Stocks Recover, but Finish Lower - BusinessWeek
Buyers emerged in the last half hour of mercantile Friday on hopes that creation leaders would agree to resolutions to stop the panic
U.S. stocks clawed their way back from another daytime of heavy losses Friday as the global financial panic continued to take its tax. In the last half hour of trading, investors were snapping up bargains, under which circumstances others hold some hope that world leaders that are meeting this weekend would devise ways to alleviate the worry in the markets.
But the Dow and S&P 500 index perfect lower for the eighth session in a row.
At around 4:15 p.m. ET Friday, the blue-chip Dow Jones industrial average fell 128.00 points, or 1.49%, to 8,451.19. The broader S&P 500 index spill 10.70 points, or 1.18%, to 899.22. The tech-heavy Nasdaq composite index managed to finish higher by 4.39 points, or 0.27%, to 1,649.51.
These drops follow Thursday’sitting losses of 7.33% for the Dow, 7.62% for the S&P 500, and 5.47% for the Nasdaq.
At one point in the breach stages Friday, the Dow industrials had tumbled to boot 700 points to 7,882.19. The market action came in the middle of a burgeoning crisis in the world financial system. Markets in Europe and Asia suffered deep losses, with Britain’sitting benchmark index hitting a five-year low and German stocks plunging 12% at one point.
Friday morning, President George Bush said his administration is taking steps to increase money in bank security against loss, expand loans to corporations, and inject funds into the banking system.
Friday’s session follows Thursday’s devastating dispel in U.S. equities amid an escalation in panic-driven selling. A 679-point loss in the Dow industrials sent that market benchmark crashing below the 9,000 aim on Thursday, to finish at 8,579.19, its the lowest level in five years.

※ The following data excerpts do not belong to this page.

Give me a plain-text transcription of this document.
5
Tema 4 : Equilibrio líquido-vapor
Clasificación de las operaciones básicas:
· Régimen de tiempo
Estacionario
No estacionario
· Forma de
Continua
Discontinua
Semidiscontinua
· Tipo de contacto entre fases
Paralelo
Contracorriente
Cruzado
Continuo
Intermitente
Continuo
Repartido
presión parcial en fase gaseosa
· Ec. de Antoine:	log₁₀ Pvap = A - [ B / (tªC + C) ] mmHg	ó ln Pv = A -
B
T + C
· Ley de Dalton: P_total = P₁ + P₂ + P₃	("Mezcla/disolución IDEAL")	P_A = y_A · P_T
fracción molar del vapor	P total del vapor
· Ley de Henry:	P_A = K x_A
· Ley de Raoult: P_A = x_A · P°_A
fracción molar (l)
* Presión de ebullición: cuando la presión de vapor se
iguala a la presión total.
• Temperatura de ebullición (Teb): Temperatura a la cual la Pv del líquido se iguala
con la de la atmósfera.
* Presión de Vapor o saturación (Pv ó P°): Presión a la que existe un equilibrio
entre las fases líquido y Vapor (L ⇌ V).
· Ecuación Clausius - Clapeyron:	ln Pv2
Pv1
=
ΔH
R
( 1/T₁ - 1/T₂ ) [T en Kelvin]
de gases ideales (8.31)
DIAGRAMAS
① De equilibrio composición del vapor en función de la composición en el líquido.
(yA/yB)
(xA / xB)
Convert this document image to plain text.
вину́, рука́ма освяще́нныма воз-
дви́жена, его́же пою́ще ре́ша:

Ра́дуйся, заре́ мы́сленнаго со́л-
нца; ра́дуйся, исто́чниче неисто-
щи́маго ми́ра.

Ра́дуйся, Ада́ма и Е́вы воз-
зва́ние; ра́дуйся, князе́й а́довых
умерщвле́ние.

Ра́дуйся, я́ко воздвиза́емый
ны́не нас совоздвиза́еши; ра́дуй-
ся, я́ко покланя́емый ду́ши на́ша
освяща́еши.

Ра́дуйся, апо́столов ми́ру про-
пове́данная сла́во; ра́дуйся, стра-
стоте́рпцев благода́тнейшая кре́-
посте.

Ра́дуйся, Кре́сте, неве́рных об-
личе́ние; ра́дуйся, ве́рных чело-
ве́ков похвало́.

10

On the New York Stock Exchange Friday, 29 stocks declined in estimation for every two that advanced. The proportion on the Nasdaq was 21-5 negative. Trading was active.
Bonds fell as the overnight dollar Libor rate fell. The dollar director was higher. Gold futures fell. Oil futures tumbled to $78.14, down $8.45 for barrel in Nymex commercial.
Thursday’s declines bring the Dow’s forfeiture for 2008 to 35.3% — worse than 1937’s decline of 32.8%. The S&P 500 is now down 38% — also the worst least bit since 1937, during the life that the Nasdaq has also lost 38% this year.
“Policy makers and central bankers will do what they do, flood the system with liquidity. When participants’ angst shifts to self-reliance, the markets will calm down. But the selling will have being exhausted before the outlook is clear,” wrote Miller Tabak strategist Phil Roth in a note Friday.
The VIX equity volatility index, the market’s favored “fear gauge”, spiked to a high of 76.94 Friday afternoon, in advance of planting at 68.39.
President Bush reported the government’s financial rescue drawing was inclined to take the initiative enough and big enough to work, but would from time to fully kick in. “We can unfold this crisis and we will,” he said in brief remarks from the White House Rose Garden.
Bush spoke as finance ministers and central bankers from the Group of Seven — the United States, Japan, Britain, Germany, France Italy and Canada — were attached Washington for a weekend meeting. G7 ministers meeting in Washington are under pressure to produce coordinated program to cope by global financial crisis and a looming recession. An Associated Press report said the president famous that major Western countries were working together in an make trial to stabilize markets and period the spreading terror, including coordinated cuts in interest rates. “Through these efforts, the world is sending an unmistakable mark. We’re in this together and we’ll come through this simultaneously,” Bush said.